Surgery for Bilateral Facial Paralysis
Children with bilateral facial paralysis will require the free functional muscle transplant surgery to be performed on each side of the face. There is no need to perform a cross-facial nerve graft. This is because there are no working facial nerves to use. The gracilis muscle from the inner thigh is used. See Surgery for Unilateral Facial Paralysis (above) for a detailed description.
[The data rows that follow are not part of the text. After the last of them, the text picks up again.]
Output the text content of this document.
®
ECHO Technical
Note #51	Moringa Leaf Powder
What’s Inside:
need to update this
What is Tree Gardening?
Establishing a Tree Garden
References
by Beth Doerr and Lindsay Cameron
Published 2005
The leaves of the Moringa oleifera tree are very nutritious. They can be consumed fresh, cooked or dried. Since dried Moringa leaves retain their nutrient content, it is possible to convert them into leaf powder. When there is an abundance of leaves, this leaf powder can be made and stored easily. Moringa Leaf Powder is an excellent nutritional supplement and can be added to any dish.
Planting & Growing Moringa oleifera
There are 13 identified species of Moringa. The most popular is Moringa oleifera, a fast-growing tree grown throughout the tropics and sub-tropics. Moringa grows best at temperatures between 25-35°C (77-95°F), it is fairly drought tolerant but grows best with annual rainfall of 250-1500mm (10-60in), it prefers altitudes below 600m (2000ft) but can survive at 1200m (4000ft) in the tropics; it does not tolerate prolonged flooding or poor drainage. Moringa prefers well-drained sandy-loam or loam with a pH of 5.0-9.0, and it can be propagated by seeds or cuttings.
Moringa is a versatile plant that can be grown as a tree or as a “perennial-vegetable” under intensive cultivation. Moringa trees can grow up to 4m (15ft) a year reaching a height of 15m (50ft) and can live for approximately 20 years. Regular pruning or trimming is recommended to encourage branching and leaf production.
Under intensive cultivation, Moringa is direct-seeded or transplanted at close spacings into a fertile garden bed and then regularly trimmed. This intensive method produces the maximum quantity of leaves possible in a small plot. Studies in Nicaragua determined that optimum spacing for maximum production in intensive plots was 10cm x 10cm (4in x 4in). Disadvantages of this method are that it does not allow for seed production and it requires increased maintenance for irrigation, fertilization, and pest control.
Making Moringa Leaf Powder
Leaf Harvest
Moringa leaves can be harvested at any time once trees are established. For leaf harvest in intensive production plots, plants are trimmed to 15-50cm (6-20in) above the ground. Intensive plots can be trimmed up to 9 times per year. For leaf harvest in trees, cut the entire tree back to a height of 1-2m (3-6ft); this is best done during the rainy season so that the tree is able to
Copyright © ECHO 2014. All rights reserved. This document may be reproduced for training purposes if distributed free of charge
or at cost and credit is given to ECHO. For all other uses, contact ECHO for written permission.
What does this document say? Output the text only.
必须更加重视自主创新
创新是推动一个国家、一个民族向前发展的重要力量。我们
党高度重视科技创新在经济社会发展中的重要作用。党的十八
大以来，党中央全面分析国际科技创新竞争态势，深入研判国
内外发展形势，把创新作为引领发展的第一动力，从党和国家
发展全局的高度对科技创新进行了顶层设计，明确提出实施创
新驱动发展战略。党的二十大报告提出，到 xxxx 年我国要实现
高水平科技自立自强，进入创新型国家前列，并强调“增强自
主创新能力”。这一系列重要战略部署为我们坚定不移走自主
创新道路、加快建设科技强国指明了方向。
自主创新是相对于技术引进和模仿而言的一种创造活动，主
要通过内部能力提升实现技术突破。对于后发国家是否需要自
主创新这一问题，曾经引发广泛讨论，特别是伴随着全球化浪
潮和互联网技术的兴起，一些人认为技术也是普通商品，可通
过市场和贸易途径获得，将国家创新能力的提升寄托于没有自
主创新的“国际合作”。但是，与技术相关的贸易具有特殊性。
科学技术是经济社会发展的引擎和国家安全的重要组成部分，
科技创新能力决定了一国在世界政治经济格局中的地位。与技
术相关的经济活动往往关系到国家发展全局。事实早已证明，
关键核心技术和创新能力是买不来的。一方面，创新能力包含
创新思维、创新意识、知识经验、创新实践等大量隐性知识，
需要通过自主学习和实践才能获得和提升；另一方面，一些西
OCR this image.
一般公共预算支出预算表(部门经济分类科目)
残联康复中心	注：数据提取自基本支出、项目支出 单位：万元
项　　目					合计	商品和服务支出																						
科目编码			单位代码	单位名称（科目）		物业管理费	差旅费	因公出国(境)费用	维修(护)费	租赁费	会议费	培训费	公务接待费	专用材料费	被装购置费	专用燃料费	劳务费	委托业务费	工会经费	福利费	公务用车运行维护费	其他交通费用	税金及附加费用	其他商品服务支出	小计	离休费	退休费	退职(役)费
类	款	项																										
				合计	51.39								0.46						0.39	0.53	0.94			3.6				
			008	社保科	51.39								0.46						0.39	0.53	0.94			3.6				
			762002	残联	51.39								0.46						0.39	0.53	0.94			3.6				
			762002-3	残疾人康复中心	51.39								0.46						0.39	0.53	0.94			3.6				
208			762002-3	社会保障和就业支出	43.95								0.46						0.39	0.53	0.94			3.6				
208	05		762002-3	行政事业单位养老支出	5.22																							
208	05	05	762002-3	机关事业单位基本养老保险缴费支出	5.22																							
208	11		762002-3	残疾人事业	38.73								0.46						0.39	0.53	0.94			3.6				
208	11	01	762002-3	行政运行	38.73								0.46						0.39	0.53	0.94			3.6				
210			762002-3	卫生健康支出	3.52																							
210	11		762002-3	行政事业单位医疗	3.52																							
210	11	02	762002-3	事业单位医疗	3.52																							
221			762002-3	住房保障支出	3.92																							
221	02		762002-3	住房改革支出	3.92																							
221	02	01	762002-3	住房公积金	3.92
The difference in the application of the free functional muscle transplant for bilateral facial paralysis centers on the nerve supply used to stimulate the muscle. In these cases, the nerve of the muscle is connected to a nerve that supplies one of the muscles used for biting and chewing (the masseteric branch of the trigeminal nerve). Once again, this nerve branch is expendable and results in no discernible effect on chewing.
Questions About Surgery
Day of Surgery
Upon arrival to the hospital, you will be directed to the preoperative area, where you will be checked in by our staff. You will meet the anesthesia team who will perform a physical exam, verify the clinical history and explain the procedure for undergoing general anesthesia. After a final preoperative visit by your surgeon, the nurse will bring your child to the operating room. Depending on the particular surgery being performed, he or she will be in the operating room from four to 10 hours.
After surgery, you will be taken to the recovery room to join your child. A short observation period in the recovery room will be followed by transfer up to your child's hospital room. Expect to be in the hospital for five or more days. Assistance with hotel arrangements may be provided if you are traveling from outside the greater Los Angeles area. Your child will eat and drink a soft diet as soon as he or she wants. Getting out of bed the day after surgery is encouraged, but with plenty of assistance to prevent falls. Medication to minimize pain and discomfort will be provided. Recovery is usually uneventful and proceeds without difficulty.
There may be some swelling and bruising from where the nerves and muscles are removed, but this is usually well treated with pain medication. There will also be swelling and bruising in the face. This will likely persist for two or more weeks. A mouth guard is used to splint the corner of the mouth and protect the transplanted muscle while it heals. This mouth splint will remain in place for 10 days, but can be removed periodically for cleaning and eating purposes. Appointments to see your surgeon will be made following surgery.
As early as three months after surgery, children will begin to feel twitching in the new muscle. At this point, facial muscle exercises should be practiced several times each day in front of a mirror.
For children with unilateral facial paralysis who have undergone cross-facial nerve graft followed by a free functional muscle transplant, simultaneous movements on both sides of the face will begin. In this case, the muscle transplant is attached to the working facial nerve in the non-paralyzed side, and a smile is created automatically when the non-paralyzed side activates.
Children who have had the muscle transplant procedure on both sides must learn to activate their new smile by biting down or clenching the teeth together. With practice, children learn to do this easily, although the smile is never completely spontaneous.